Sólo le quedaba una opción: cruzar a España por la ruta Lister, que lleva el nombre del comandante de las tropas republicanas españolas que la habían utilizado, aunque en sentido contrario, para llevar a parte de su brigada a un lugar seguro al final de la Guerra Civil Española.  Esto se lo sugirió a Benjamin su viejo amigo Hans Fittko, a quien había conocido por casualidad en Marsella. Lisa, la esposa de Fittko, entonces en Port-Vendres, cerca de la frontera con España, estaba ayudando a otros que se encontraban en la misma situación de cruzar. Entonces, Benjamin se puso en camino, junto con un fotógrafo llamado Henny Gurland y su hijo Joseph de 16 años. Formaron un grupo fortuito y totalmente desprevenido. Llegaron a Port-Vendres el 24 de septiembre de 1940. Y ese mismo día, guiados por Lisa Fittko, recorrieron el primer tramo de la ruta en una prueba, o escauteo.

Pero, curiosamente, cuando llegó el momento de volver atrás, Benjamín decidió no ir con los demás. Allí esperaría hasta la mañana siguiente, cuando reanudarían juntos el viaje, ya que estaba muy cansado y así se ahorraría el esfuerzo extra necesario para volver, y volver.
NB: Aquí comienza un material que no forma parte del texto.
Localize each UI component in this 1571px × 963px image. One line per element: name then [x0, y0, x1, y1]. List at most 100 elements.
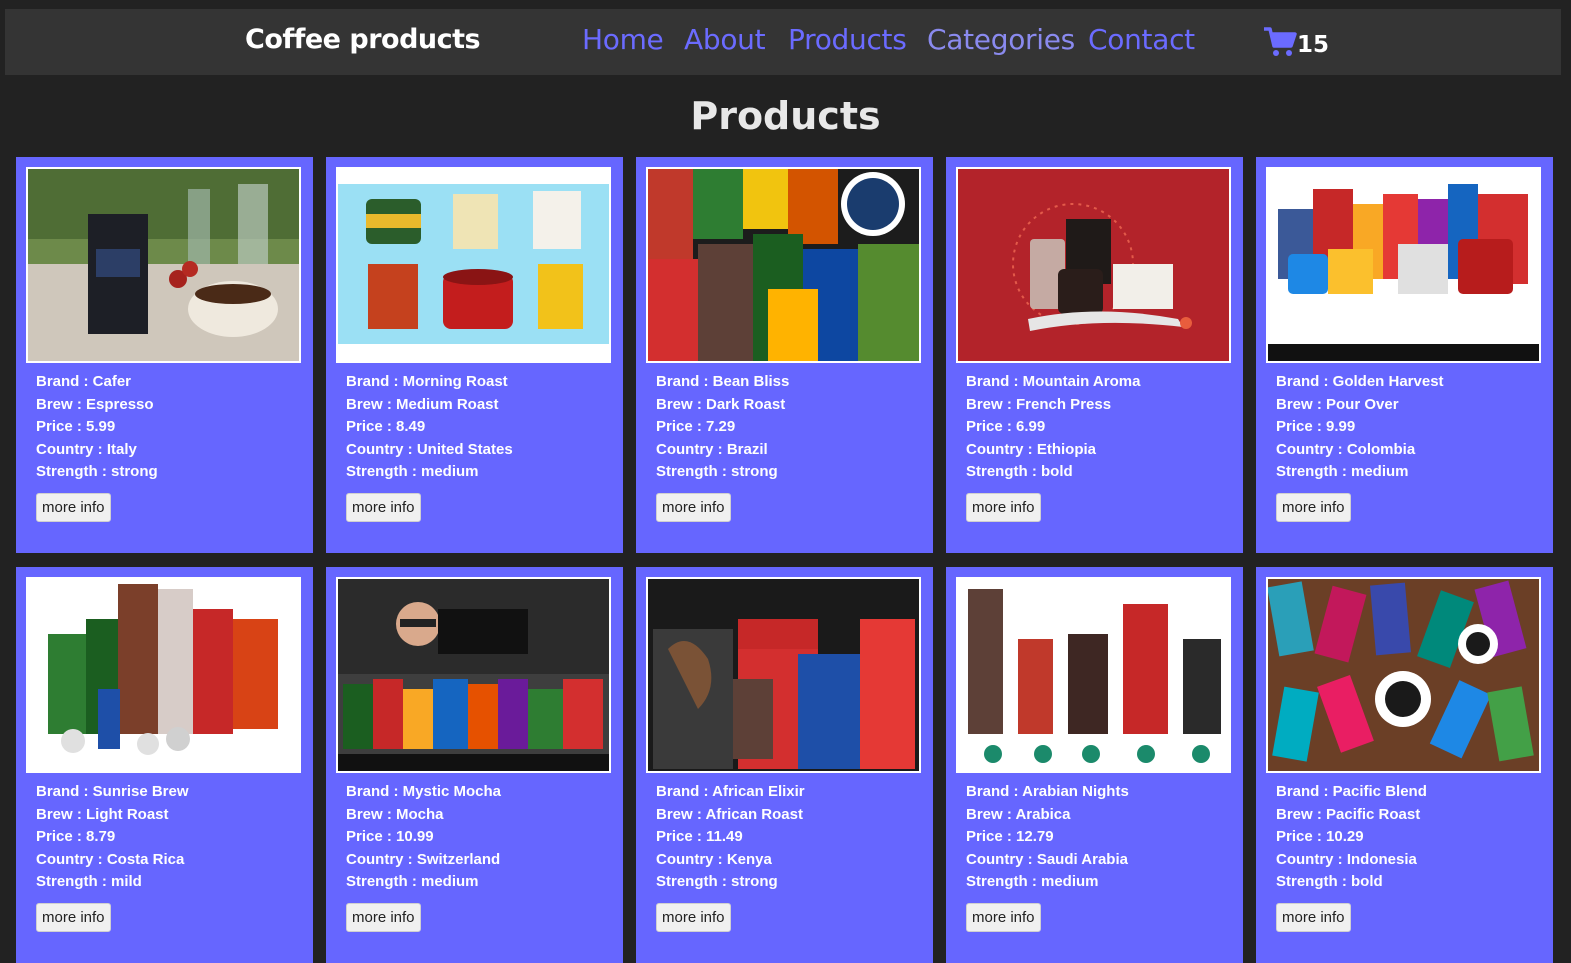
product-brand: Brand : Arabian Nights — [966, 783, 1129, 800]
product-country: Country : Colombia — [1276, 440, 1416, 458]
product-strength: Strength : strong — [656, 463, 778, 480]
product-info: Brand : Sunrise Brew Brew : Light Roast … — [36, 781, 189, 894]
product-image[interactable] — [956, 167, 1231, 363]
product-image[interactable] — [336, 577, 611, 773]
more-info-button[interactable]: more info — [656, 493, 731, 522]
product-card: Brand : Morning Roast Brew : Medium Roas… — [326, 157, 623, 553]
more-info-button[interactable]: more info — [346, 903, 421, 932]
more-info-button[interactable]: more info — [36, 903, 111, 932]
nav-about[interactable]: About — [684, 23, 766, 56]
more-info-button[interactable]: more info — [966, 493, 1041, 522]
product-strength: Strength : bold — [1276, 873, 1383, 890]
product-info: Brand : Arabian Nights Brew : Arabica Pr… — [966, 781, 1129, 894]
product-image[interactable] — [646, 577, 921, 773]
product-price: Price : 10.99 — [346, 828, 434, 845]
product-country: Country : Indonesia — [1276, 850, 1417, 868]
product-info: Brand : Pacific Blend Brew : Pacific Roa… — [1276, 781, 1427, 894]
product-strength: Strength : strong — [36, 463, 158, 480]
product-strength: Strength : medium — [1276, 463, 1409, 480]
product-info: Brand : Golden Harvest Brew : Pour Over … — [1276, 371, 1444, 484]
product-brew: Brew : Espresso — [36, 395, 154, 413]
product-card: Brand : Arabian Nights Brew : Arabica Pr… — [946, 567, 1243, 963]
product-card: Brand : Bean Bliss Brew : Dark Roast Pri… — [636, 157, 933, 553]
product-image[interactable] — [336, 167, 611, 363]
product-country: Country : Ethiopia — [966, 440, 1096, 458]
product-country: Country : Kenya — [656, 850, 772, 868]
more-info-button[interactable]: more info — [966, 903, 1041, 932]
product-brew: Brew : Pour Over — [1276, 395, 1399, 413]
product-info: Brand : Morning Roast Brew : Medium Roas… — [346, 371, 513, 484]
product-image[interactable] — [1266, 167, 1541, 363]
product-card: Brand : Cafer Brew : Espresso Price : 5.… — [16, 157, 313, 553]
product-brew: Brew : Arabica — [966, 805, 1071, 823]
product-price: Price : 12.79 — [966, 828, 1054, 845]
more-info-button[interactable]: more info — [36, 493, 111, 522]
product-brand: Brand : Mystic Mocha — [346, 783, 502, 800]
product-info: Brand : Bean Bliss Brew : Dark Roast Pri… — [656, 371, 789, 484]
product-country: Country : Italy — [36, 440, 137, 458]
product-country: Country : United States — [346, 440, 513, 458]
product-strength: Strength : bold — [966, 463, 1073, 480]
product-brew: Brew : Pacific Roast — [1276, 805, 1421, 823]
product-brand: Brand : Mountain Aroma — [966, 373, 1141, 390]
product-brand: Brand : African Elixir — [656, 783, 805, 800]
product-brand: Brand : Golden Harvest — [1276, 373, 1444, 390]
cart-count: 15 — [1297, 32, 1330, 58]
product-country: Country : Brazil — [656, 440, 768, 458]
product-card: Brand : Mountain Aroma Brew : French Pre… — [946, 157, 1243, 553]
product-brand: Brand : Bean Bliss — [656, 373, 790, 390]
product-image[interactable] — [26, 167, 301, 363]
product-brand: Brand : Pacific Blend — [1276, 783, 1427, 800]
product-country: Country : Saudi Arabia — [966, 850, 1128, 868]
more-info-button[interactable]: more info — [1276, 903, 1351, 932]
product-info: Brand : African Elixir Brew : African Ro… — [656, 781, 805, 894]
product-card: Brand : Golden Harvest Brew : Pour Over … — [1256, 157, 1553, 553]
product-image[interactable] — [956, 577, 1231, 773]
product-brew: Brew : Light Roast — [36, 805, 169, 823]
product-image[interactable] — [646, 167, 921, 363]
product-card: Brand : African Elixir Brew : African Ro… — [636, 567, 933, 963]
product-price: Price : 11.49 — [656, 828, 743, 845]
product-info: Brand : Cafer Brew : Espresso Price : 5.… — [36, 371, 158, 484]
product-image[interactable] — [26, 577, 301, 773]
product-brew: Brew : Mocha — [346, 805, 444, 823]
product-price: Price : 6.99 — [966, 418, 1046, 435]
product-brew: Brew : African Roast — [656, 805, 803, 823]
more-info-button[interactable]: more info — [346, 493, 421, 522]
product-price: Price : 9.99 — [1276, 418, 1356, 435]
product-brew: Brew : French Press — [966, 395, 1112, 413]
product-strength: Strength : medium — [346, 873, 479, 890]
product-price: Price : 10.29 — [1276, 828, 1364, 845]
product-price: Price : 5.99 — [36, 418, 116, 435]
product-brand: Brand : Morning Roast — [346, 373, 508, 390]
product-strength: Strength : mild — [36, 873, 142, 890]
shopping-cart-icon — [1264, 27, 1297, 56]
product-info: Brand : Mountain Aroma Brew : French Pre… — [966, 371, 1140, 484]
product-price: Price : 7.29 — [656, 418, 736, 435]
nav-categories[interactable]: Categories — [927, 23, 1075, 56]
product-strength: Strength : medium — [966, 873, 1099, 890]
more-info-button[interactable]: more info — [1276, 493, 1351, 522]
product-grid: Brand : Cafer Brew : Espresso Price : 5.… — [16, 157, 1556, 963]
product-brand: Brand : Cafer — [36, 373, 132, 390]
cart-button[interactable]: 15 — [1263, 26, 1333, 66]
product-brew: Brew : Medium Roast — [346, 395, 499, 413]
product-strength: Strength : strong — [656, 873, 778, 890]
nav-products[interactable]: Products — [788, 23, 907, 56]
product-card: Brand : Pacific Blend Brew : Pacific Roa… — [1256, 567, 1553, 963]
product-brew: Brew : Dark Roast — [656, 395, 786, 413]
product-card: Brand : Mystic Mocha Brew : Mocha Price … — [326, 567, 623, 963]
product-info: Brand : Mystic Mocha Brew : Mocha Price … — [346, 781, 501, 894]
product-price: Price : 8.79 — [36, 828, 116, 845]
navbar: Coffee products Home About Products Cate… — [5, 9, 1561, 75]
product-image[interactable] — [1266, 577, 1541, 773]
product-country: Country : Costa Rica — [36, 850, 185, 868]
product-card: Brand : Sunrise Brew Brew : Light Roast … — [16, 567, 313, 963]
product-price: Price : 8.49 — [346, 418, 426, 435]
nav-home[interactable]: Home — [582, 23, 664, 56]
more-info-button[interactable]: more info — [656, 903, 731, 932]
product-country: Country : Switzerland — [346, 850, 501, 868]
site-brand[interactable]: Coffee products — [245, 24, 481, 55]
nav-contact[interactable]: Contact — [1088, 23, 1195, 56]
page-title: Products — [690, 94, 881, 138]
Allí” consistía en un pequeño bosquecillo de pinos. Físicamente exhausto y desanimado, Benjamín se quedó “allí” solo, y es difícil imaginar cómo debió haber pasado esa noche: presa de sus ansiedades o calmado por el silencio nocturno bajo el cielo mediterráneo tachonado de estrellas, tan distante del frío de un otoño alemán

A la mañana siguiente, sus compañeros de viaje se le unieron poco después del amanecer. El camino que tomaron subía cada vez más alto y, en ocasiones, era casi imposible seguirlo entre rocas y desfiladeros. Benjamin comenzó a sentirse cada vez más fatigado y adoptó una estrategia para aprovechar al máximo su energía: caminar durante diez minutos y luego descansar durante uno, cronometrando estos intervalos con precisión en su reloj de bolsillo. Diez minutos de caminata y uno de descanso. A medida que el camino se fue haciendo cada vez más empinado, las dos mujeres y el niño se vieron obligados a ayudarlo, ya que no podía arreglárselas solo para llevar la maleta negra que se negaba a abandonar, insistiendo en que lo más importante era que el manuscrito dentro de ella llegara a América.

Se requirió un tremendo esfuerzo físico, y aunque el grupo se encontraba frecuentemente a punto de rendirse, finalmente llegaron a una cresta desde la cual apareció el mar, iluminado por el sol. No mucho más lejos estaba la ciudad de Portbou. Es decir que, contra todo pronóstico, lo habían logrado.

Lisa Fittko se despidió de Benjamin, Gurland y su hijo, y regresó. Los tres continuaron hacia el pueblo y llegaron a la comisaría, confiando en que, como todos los que habían ido por este camino antes que ellos, los oficiales españoles les darían los permisos necesarios para proceder. Pero las regulaciones habían sido modificadas el día anterior: cualquiera que llegara “ilegalmente” sería enviado de regreso a Francia. Para Benjamin, esto significó ser entregado a los alemanes. La única concesión que obtuvieron, por su cansancio y lo tardío de la hora, fue pasar la noche en Portbou: se les permitiría alojarse en el Hotel Franca. A Benjamín se le dio la habitación número 3. Serían expulsados ​​al día siguiente.

Pero para Benjamín ese día nunca llegó. Se suicidó tragando las 15 tabletas de morfina que había llevado consigo en caso de que sus problemas cardíacos volvieran a aparecer. Durante esa noche, tal vez pensó en el jorobado que siempre parecía haberlo perseguido, llegando ahora para tomarlo en un último y fatídico agarre. Si hubieran llegado sólo un día antes, nadie habría planteado objeciones a que continuaran su viaje a Portugal, un día después, y habrían sabido que las regulaciones habían cambiado. Habrían podido buscar alternativas y, desde luego, no se habrían presentado a la policía española. Sólo hubo un breve intervalo en el que se encontrarían con el peor de los resultados posibles. Y éste era precisamente el que habían elegido.

La desgracia había triunfado y Benjamin había cedido.